THE TREND toward concentration of corporate power through acquisitions, mergers and takeovers produces losers and winners in the nation's cities. It is hard to imagine any city being a greater loser than Baltimore.
Having lived in the Baltimore area for most of my life, and having watched the dreary exeunt of corporations to other climes, I have wondered what hope there is for the economic future of the Monumental City. Strictly from memory, I compiled this list of corporations that were once locally-managed, but whose destinies are now dictated from out of town.
AAI, Amoco, A.S. Abell, Baltimore & Ohio Railroad, Baltimore Spice, Commercial Credit, Crown Cork and Seal, Curtis Bay Towing, Emerson Drug, Esskay, First National Bank, Head Sporting Goods, The Hecht Co., Jiffy Lube, The Martin Co., Maryland Casualty, Maryland Cup, Mathison Chemical, Monumental Life, National Brewing, Noxell, Read's Drug Stores, Sharpe and Dohme, Union Trust, Western Maryland Railway.
It only took me a few minutes to come up with this list. There are probably many more, and I have left out others for various reasons: Equitable Bank, for example, was absorbed, but by another Baltimore firm, MNC Financial, parent of Maryland National Bank. Others, such as Maryland Shipbuilding and Drydock were absorbed and then died. I have also omitted local department stores that followed the same pattern, and Hutzlers, which died without outside help.

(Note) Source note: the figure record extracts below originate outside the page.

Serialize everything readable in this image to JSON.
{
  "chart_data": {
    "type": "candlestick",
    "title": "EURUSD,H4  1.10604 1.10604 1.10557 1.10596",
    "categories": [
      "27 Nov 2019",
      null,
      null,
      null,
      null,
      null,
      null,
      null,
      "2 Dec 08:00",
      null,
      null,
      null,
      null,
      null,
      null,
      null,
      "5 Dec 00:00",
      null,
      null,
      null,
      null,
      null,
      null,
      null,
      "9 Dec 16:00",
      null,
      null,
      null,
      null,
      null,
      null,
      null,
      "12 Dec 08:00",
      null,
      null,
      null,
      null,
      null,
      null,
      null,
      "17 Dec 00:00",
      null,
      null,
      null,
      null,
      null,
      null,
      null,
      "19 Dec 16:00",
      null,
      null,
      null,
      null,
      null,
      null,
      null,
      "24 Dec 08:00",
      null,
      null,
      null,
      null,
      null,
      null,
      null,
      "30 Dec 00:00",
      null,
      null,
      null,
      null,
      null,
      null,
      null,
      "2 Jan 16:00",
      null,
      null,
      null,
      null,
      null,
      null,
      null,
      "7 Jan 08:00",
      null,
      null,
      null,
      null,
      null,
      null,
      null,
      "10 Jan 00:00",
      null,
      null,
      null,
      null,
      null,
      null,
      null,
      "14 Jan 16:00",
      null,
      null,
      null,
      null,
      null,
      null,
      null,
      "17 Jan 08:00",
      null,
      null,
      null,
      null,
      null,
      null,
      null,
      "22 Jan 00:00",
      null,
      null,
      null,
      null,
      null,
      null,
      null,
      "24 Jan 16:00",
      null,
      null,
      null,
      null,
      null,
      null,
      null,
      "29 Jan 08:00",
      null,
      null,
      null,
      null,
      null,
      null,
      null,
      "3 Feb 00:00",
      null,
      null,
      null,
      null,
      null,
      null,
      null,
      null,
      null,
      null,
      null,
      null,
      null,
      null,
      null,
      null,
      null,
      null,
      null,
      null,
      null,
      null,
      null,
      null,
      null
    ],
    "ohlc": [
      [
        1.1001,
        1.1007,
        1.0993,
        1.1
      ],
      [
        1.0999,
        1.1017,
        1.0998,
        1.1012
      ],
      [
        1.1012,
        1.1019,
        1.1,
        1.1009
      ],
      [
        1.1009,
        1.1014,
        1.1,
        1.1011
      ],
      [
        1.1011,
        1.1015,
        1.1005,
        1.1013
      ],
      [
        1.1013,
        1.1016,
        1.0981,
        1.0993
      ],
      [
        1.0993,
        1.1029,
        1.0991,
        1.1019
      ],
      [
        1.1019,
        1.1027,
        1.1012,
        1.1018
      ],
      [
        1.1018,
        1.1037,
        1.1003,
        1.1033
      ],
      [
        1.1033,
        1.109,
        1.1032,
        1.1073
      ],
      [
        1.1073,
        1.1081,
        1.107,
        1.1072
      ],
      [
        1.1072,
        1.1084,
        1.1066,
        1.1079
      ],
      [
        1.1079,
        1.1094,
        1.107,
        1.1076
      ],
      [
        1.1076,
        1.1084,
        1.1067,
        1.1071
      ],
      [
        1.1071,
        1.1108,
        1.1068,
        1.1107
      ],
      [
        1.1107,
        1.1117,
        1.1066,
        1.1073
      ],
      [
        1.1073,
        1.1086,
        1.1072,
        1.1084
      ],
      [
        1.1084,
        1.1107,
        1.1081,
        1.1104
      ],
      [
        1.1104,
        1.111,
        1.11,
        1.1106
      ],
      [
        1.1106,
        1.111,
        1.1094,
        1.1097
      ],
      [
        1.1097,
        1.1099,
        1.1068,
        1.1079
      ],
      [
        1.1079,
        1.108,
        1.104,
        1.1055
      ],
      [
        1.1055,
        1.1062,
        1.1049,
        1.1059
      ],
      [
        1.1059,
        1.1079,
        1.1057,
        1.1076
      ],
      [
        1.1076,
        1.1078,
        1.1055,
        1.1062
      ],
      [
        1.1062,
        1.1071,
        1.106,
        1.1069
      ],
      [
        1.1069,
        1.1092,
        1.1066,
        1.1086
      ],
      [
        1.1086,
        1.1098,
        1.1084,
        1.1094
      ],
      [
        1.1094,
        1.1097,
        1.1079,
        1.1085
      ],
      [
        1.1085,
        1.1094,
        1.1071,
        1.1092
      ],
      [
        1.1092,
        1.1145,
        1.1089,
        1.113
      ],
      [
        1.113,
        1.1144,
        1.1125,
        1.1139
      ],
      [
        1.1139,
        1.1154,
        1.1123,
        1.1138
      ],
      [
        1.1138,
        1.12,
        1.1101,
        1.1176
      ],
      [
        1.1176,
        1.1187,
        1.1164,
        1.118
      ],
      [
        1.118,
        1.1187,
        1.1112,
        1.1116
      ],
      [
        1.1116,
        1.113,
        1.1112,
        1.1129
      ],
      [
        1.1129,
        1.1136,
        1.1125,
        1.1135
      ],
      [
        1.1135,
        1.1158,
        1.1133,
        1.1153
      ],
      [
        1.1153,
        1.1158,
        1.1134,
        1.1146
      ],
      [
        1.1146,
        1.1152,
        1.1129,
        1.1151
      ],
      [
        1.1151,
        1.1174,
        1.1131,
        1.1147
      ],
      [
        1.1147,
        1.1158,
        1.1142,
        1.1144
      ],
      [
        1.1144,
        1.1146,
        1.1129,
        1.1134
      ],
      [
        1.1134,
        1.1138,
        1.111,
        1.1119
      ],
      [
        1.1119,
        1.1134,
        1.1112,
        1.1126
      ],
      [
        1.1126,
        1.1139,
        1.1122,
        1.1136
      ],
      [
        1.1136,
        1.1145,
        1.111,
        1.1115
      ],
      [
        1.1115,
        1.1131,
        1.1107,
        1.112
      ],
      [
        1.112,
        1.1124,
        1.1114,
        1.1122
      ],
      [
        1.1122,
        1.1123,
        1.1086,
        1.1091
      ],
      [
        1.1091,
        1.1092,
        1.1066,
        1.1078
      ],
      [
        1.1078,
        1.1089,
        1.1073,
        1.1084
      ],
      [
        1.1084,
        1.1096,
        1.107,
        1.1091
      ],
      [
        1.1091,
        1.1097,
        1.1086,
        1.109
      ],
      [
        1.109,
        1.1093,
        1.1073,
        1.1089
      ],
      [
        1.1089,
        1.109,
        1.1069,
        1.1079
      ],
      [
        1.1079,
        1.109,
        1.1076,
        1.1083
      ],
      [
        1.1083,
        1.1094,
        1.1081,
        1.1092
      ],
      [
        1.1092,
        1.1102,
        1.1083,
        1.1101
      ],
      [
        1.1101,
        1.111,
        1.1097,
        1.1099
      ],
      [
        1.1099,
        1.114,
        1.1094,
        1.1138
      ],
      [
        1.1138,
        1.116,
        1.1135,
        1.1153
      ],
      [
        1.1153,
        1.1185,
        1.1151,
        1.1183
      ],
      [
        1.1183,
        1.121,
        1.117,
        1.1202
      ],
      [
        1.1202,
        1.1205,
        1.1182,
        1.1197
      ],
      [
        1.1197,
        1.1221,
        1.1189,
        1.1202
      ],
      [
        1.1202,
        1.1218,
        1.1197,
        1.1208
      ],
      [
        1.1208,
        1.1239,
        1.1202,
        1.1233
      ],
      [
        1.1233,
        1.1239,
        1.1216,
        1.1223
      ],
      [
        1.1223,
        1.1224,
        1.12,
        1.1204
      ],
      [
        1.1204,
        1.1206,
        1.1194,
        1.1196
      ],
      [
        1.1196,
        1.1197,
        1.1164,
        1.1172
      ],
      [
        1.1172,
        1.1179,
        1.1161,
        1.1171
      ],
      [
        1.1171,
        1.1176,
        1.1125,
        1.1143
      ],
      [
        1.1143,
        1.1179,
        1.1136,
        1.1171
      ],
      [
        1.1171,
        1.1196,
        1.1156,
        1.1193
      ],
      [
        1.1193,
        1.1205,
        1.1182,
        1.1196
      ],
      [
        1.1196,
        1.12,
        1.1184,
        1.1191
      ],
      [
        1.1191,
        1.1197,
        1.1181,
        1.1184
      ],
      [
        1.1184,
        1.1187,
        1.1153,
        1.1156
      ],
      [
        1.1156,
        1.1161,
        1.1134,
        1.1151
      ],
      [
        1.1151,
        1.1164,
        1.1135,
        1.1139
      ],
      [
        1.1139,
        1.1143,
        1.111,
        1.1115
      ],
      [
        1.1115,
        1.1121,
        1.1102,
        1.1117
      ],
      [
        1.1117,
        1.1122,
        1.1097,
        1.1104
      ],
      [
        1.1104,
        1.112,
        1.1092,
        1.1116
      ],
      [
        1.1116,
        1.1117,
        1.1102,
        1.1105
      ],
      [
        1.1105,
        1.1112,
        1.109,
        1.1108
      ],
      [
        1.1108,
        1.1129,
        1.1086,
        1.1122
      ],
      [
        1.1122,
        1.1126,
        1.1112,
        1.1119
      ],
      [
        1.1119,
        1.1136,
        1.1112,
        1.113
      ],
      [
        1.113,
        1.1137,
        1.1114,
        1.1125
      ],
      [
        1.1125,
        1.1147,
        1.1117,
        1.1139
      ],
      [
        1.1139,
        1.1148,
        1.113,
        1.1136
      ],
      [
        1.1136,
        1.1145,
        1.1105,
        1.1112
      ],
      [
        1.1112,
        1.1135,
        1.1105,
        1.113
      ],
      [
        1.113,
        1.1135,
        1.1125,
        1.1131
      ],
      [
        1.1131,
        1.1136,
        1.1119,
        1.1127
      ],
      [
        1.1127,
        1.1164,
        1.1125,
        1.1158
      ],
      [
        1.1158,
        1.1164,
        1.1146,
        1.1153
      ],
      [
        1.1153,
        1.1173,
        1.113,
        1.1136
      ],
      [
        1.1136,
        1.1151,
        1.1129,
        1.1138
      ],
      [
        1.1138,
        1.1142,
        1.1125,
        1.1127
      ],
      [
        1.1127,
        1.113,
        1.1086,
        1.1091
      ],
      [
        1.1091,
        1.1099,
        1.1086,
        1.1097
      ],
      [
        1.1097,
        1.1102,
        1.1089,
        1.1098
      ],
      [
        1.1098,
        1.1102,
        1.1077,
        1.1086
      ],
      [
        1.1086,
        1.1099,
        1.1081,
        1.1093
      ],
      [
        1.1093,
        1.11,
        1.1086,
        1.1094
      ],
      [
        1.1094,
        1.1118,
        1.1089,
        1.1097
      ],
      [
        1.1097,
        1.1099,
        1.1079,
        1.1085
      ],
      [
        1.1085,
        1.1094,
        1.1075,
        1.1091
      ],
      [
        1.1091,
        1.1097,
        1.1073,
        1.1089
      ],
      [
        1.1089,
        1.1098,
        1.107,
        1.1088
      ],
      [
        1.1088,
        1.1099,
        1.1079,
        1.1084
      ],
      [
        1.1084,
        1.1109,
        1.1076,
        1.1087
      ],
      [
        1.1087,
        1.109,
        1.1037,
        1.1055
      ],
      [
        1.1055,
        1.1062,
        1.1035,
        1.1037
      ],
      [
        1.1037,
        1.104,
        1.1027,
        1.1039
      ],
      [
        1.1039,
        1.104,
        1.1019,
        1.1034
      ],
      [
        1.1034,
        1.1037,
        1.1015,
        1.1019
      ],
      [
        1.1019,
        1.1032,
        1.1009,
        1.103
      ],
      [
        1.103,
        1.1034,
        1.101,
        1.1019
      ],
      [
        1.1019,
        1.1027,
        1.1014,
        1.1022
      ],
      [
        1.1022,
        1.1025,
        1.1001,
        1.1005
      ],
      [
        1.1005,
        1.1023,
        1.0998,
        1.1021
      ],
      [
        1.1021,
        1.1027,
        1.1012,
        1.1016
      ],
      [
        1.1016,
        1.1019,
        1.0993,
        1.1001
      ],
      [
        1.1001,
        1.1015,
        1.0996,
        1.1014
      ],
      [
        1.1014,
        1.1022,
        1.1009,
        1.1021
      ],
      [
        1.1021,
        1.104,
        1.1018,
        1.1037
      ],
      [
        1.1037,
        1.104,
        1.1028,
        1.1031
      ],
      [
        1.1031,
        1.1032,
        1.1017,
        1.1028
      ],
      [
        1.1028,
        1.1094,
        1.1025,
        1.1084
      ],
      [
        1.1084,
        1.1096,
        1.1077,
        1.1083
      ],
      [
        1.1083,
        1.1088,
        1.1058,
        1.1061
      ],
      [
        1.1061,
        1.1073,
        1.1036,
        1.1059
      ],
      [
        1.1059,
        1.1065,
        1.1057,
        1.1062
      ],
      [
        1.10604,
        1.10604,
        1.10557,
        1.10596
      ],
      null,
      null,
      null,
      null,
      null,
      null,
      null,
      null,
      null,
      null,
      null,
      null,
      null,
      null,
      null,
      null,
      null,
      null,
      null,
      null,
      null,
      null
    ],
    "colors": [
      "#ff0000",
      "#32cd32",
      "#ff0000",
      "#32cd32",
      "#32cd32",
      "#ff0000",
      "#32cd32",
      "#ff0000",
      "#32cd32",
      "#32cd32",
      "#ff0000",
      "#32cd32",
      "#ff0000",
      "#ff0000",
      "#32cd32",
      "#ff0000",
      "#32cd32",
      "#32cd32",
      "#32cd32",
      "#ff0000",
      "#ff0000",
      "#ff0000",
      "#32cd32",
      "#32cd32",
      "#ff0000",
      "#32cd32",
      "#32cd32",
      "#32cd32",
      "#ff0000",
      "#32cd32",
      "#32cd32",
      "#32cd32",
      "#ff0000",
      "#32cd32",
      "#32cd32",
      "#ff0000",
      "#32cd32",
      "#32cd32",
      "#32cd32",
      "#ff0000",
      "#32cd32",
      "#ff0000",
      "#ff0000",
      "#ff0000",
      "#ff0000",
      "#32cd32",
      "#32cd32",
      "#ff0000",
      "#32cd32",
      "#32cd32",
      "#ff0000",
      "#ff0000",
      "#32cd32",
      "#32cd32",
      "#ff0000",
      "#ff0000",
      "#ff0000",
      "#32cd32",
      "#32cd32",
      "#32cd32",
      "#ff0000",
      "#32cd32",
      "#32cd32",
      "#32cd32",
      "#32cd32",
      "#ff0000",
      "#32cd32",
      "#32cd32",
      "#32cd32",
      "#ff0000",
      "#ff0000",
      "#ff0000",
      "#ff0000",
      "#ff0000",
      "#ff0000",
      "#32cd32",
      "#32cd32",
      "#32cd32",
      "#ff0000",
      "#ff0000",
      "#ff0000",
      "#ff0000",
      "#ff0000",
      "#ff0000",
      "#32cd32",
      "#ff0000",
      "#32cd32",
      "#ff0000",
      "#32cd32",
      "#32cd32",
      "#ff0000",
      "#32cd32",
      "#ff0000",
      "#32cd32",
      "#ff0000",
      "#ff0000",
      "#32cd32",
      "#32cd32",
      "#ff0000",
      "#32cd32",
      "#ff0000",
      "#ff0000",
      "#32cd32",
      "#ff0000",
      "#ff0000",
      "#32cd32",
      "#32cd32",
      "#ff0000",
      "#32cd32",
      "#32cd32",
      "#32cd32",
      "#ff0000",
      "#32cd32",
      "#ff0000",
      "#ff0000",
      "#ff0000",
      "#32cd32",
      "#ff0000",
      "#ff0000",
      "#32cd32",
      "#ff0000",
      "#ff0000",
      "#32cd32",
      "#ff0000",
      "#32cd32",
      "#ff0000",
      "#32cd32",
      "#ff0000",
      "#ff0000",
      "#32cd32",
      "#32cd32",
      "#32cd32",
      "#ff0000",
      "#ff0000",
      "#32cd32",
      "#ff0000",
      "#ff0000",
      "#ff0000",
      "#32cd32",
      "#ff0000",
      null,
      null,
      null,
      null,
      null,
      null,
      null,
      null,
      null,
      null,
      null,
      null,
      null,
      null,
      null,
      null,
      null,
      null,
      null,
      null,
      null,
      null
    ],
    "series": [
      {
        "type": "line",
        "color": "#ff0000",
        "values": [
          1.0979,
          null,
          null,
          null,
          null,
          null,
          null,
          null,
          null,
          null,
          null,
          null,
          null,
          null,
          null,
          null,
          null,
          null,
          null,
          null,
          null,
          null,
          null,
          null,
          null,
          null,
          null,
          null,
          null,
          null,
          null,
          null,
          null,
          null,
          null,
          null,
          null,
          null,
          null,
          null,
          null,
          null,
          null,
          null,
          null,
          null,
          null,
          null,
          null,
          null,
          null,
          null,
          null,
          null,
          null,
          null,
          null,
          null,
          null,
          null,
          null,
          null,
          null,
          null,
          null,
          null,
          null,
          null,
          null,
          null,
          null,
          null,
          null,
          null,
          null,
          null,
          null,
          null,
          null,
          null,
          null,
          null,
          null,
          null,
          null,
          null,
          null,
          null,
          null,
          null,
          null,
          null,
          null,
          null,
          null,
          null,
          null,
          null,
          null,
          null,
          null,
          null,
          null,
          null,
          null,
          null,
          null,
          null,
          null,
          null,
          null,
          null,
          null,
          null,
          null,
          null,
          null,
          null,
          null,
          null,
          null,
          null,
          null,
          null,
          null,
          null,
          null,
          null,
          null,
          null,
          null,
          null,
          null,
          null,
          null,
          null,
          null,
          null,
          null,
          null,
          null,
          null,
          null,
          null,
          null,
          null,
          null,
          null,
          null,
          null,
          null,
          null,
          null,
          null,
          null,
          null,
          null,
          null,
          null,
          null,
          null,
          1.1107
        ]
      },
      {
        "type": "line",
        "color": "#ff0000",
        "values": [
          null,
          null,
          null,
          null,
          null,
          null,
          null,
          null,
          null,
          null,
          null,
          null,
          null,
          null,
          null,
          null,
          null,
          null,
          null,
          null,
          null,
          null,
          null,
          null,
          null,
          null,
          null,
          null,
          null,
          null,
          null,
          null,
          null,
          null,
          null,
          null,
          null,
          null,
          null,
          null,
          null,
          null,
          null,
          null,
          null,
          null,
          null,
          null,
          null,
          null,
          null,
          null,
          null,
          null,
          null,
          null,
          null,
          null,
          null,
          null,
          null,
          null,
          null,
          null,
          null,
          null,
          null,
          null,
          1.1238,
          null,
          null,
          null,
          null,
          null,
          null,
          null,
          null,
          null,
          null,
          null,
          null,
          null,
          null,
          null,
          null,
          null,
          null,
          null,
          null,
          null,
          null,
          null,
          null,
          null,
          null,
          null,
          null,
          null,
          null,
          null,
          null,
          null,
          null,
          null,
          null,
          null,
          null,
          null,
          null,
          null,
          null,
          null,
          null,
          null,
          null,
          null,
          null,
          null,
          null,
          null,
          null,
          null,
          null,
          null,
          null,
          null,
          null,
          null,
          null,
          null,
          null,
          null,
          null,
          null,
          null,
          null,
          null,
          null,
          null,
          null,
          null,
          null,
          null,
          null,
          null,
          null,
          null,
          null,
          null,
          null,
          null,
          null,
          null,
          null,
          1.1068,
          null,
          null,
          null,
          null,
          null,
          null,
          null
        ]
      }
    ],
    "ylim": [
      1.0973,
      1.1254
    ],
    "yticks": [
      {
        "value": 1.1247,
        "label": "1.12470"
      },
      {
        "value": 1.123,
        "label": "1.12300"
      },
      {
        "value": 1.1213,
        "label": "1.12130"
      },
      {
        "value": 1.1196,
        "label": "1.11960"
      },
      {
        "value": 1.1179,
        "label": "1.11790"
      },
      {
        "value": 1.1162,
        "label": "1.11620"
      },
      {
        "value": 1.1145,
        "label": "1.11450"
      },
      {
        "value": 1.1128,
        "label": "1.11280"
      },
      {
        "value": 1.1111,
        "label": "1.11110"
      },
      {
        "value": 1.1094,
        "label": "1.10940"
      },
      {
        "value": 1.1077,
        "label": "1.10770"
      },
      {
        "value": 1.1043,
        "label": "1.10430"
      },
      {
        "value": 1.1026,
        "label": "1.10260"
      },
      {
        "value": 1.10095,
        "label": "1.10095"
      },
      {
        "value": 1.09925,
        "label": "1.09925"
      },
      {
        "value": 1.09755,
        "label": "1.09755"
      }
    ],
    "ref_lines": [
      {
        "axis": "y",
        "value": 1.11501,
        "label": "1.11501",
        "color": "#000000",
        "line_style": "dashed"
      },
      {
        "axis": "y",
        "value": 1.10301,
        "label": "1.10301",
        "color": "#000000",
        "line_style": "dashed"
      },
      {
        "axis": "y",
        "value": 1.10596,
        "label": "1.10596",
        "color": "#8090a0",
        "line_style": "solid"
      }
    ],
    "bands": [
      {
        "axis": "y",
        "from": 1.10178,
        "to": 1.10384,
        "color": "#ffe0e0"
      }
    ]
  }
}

Who is left? Not many heavy hitters. Black & Decker, McCormick, USF&G and MNC stand out, and they have been among the few that have been acquirers rather than the acquired. The most grievous recent loss is Noxell, one of the nation's largest cosmetic firms, with a colorful local history, that sold out to Proctor and Gamble. Executives in Cincinnati now make its decisions.
Historically, the most appalling loss was the B&O Railroad. When I was in grade school, the role of Baltimore as the cradle of American railroading was taught as an item of local pride second in importance only to the composing of the Star-Spangled Banner. CSX, which acquired and killed the B&O (along with multiple mergers), set up headquarters in Richmond. You'll find as much historical sentiment in a business corporation as kindness in the bosom of Saddam Hussein.
Does it make any difference that Baltimore is the nation's king of branch towns? After all, Martin-Marietta or CSX or Proctor & Gamble can reply that they still have huge payrolls in Baltimore -- and isn't that the important thing?
Yes, it's important, but only up to a point. Payrolls give a city is basic economic sustenance, but in the departure of top management, Baltimore has lost an army of movers and shakers. Wage earners can spend money in the area, but only management can direct its future.
The CEO wants a good road or transit system to get himself and his employees to work. He wants good services -- schools for his children, first-rate hospitals, adequate police, fire, trash collection and lively cultural and recreational institutions. Of course, so do all of us, but a local CEO or other top management person, is in a position to use muscle not available to the rest of us.
As Baltimore magazine points out in its current issue on local philanthropy, the surviving locally managed firms give generously to charitable and cultural institutions, but the numbers of Baltimore-oriented firms is dwindling. To exacerbate the situation, MNC and USF&G are both in serious financial trouble.
The most important question: Why is Baltimore the city whose assets are acquired, rather than being the acquirer? I have never heard a satisfactory answer. One former Baltimore banker told me a decade ago the problem is timid local banks that will not underwrite Baltimore enterprises. (This particular banker was hired away by a New York bank). Why have we no Coca-Cola, or 3M Corp., or Proctor & Gamble -- corporations that make immense contributions to the economic and cultural life of Atlanta, Minneapolis and Cincinnati?
I don't know the answer. I'm not sure anyone does, but that long list of departed corporations tells its own story.
Mr. Owens is a retired editorial writer for The Evening Sun.